The results, which beat Wall Street estimates, mirrored a trend across the industry as a number of carriers reported healthy results.

Although the seasonal demand appears to have continued this fall, Frontier expects to post a pretax loss in the October-to-December quarter because of fuel prices hovering around $90 per barrel, Chief Executive Officer Sean Menke said. The loss for the quarter ending in December should be smaller than the one recorded in the previous year.

For the fiscal 2008 second quarter, Frontier reported net income of $17.3 million, or 39 cents a share, compared with net income of $500,000, or 1 cent a share, in the second quarter of 2007.

Revenue totaled $373 million in the quarter ending Sept. 30 compared with $312.5 million in the year-ago quarter.

The most recent quarter included special items that, combined, decreased net income by 6 cents a share.
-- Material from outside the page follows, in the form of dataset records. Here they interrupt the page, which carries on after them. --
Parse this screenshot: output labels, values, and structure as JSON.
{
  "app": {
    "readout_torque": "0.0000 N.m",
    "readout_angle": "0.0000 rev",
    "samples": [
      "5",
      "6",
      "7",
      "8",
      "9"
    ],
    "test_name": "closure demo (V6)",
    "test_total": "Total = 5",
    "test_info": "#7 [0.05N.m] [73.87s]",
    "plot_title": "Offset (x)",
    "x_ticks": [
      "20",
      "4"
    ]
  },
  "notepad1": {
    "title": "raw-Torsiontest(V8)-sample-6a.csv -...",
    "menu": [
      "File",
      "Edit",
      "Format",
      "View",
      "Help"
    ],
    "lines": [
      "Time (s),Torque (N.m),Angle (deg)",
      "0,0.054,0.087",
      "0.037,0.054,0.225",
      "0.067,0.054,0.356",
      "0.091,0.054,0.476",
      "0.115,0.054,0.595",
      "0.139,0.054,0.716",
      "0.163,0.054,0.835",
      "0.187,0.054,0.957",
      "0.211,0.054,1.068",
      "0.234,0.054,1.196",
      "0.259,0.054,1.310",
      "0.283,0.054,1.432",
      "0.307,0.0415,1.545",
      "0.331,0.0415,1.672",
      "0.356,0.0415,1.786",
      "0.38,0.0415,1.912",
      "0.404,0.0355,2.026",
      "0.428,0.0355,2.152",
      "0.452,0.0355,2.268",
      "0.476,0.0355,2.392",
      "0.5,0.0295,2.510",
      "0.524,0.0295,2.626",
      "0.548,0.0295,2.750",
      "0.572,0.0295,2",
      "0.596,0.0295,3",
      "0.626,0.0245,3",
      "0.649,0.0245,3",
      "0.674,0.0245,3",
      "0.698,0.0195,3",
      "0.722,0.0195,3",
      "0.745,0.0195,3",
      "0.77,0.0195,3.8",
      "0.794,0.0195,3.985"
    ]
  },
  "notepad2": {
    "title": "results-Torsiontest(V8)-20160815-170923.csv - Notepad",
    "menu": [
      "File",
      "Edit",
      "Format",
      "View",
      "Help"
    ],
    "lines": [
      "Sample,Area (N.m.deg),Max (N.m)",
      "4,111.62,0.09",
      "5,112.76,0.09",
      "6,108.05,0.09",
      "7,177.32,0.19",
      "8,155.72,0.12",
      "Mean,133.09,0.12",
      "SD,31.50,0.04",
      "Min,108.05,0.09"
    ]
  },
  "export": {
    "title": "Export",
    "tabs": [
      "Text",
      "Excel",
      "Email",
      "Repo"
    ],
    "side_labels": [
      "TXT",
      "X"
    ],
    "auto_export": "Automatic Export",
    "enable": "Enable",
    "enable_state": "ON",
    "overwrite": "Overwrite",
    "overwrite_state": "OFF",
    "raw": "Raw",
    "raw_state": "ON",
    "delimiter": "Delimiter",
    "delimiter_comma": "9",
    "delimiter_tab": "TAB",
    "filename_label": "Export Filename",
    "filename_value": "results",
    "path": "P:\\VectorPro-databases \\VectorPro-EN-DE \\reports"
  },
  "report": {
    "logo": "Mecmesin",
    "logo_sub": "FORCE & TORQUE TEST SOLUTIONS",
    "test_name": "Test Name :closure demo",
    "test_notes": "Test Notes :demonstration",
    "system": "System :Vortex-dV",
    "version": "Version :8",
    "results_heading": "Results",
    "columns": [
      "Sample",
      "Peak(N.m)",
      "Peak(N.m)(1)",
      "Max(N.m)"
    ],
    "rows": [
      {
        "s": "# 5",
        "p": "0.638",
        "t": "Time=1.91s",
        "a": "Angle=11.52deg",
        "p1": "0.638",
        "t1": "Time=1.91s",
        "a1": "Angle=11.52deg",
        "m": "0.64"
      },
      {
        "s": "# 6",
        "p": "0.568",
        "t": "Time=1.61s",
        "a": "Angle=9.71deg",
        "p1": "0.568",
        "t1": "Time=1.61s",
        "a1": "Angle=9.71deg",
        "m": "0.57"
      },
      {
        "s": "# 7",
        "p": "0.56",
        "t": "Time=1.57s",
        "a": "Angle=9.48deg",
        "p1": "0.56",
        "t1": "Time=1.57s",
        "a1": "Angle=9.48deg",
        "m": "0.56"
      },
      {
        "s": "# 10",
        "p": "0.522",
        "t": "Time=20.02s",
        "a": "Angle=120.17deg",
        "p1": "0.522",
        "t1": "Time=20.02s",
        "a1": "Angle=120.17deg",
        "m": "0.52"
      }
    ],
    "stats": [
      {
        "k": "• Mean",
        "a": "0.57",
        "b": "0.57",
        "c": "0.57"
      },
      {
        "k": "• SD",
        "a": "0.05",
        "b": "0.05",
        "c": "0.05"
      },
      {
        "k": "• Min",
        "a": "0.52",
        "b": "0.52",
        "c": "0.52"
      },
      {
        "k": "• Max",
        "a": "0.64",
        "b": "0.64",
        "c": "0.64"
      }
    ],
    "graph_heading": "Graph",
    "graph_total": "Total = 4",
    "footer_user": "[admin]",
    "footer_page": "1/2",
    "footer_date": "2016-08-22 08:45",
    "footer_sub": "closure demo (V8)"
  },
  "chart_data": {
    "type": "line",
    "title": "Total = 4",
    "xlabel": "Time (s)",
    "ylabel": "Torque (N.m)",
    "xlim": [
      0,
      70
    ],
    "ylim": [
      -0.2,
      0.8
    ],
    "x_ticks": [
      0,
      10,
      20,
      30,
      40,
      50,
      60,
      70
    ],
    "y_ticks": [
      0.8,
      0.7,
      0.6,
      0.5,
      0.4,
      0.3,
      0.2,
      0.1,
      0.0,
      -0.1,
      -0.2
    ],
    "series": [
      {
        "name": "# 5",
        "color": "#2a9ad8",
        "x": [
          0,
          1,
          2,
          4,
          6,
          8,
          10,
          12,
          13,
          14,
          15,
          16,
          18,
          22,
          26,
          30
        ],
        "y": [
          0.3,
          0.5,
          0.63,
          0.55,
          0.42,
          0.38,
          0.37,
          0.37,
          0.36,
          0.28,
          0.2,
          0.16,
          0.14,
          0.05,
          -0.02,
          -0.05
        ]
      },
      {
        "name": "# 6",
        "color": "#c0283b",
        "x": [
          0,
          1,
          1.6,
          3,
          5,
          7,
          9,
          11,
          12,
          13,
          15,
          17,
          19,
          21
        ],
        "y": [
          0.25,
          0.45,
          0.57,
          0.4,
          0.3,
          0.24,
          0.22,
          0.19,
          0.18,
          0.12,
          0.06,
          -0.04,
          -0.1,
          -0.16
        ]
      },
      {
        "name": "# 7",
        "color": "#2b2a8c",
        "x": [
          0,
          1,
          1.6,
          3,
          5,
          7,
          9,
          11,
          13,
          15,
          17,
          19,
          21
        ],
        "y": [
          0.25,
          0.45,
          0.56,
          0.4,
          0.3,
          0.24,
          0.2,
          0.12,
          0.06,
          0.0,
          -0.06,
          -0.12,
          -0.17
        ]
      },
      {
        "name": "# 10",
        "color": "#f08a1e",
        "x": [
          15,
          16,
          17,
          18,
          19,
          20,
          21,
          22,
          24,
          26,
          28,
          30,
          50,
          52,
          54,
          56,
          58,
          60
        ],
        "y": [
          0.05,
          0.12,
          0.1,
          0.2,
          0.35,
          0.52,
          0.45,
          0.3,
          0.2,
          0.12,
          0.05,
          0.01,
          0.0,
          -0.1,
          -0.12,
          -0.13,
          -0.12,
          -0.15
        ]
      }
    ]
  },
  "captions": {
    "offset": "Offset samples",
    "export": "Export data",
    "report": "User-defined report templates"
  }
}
They included $2.8 million in startup costs for Frontier’s turboprop subsidiary, Lynx Aviation, and accelerated depreciation totaling $1.5 million for a seat replacement project.

In the previous quarter, special items, net of income taxes and bonuses, lowered net income by 6 cents a share. They included gains on the sale of Boeing assets and Lynx startup costs.

Chief Financial Officer Paul Tate said the quarter was the best since the 2001 terrorist attacks which hurt the travel industry as a whole.

Menke credited the summer’s business which boosted overall revenue by 19.4 percent even though capacity grew by 12 percent. The company also recorded a 5 percent drop in fuel costs.

Its load factor, an industry measure of how many seats are filled, rose to 85 percent, compared with 77.5 percent in the year-ago quarter while the average fare decreased about 1 percent.

“It’s a big challenge to grow that much and still have revenue improvement,” Tate said.

In the first six months, Frontier recorded net income of $13.8 million, or 33 cents a share, compared with $4.5 million, or 12 cents a share, in the first six months of fiscal 2007. Revenue totaled $717.7 million, compared with $617.3 million in the year-ago period.

The Denver-based airline released the results after the market closed Thursday. Its shares were unchanged Thursday at $6.75 a share.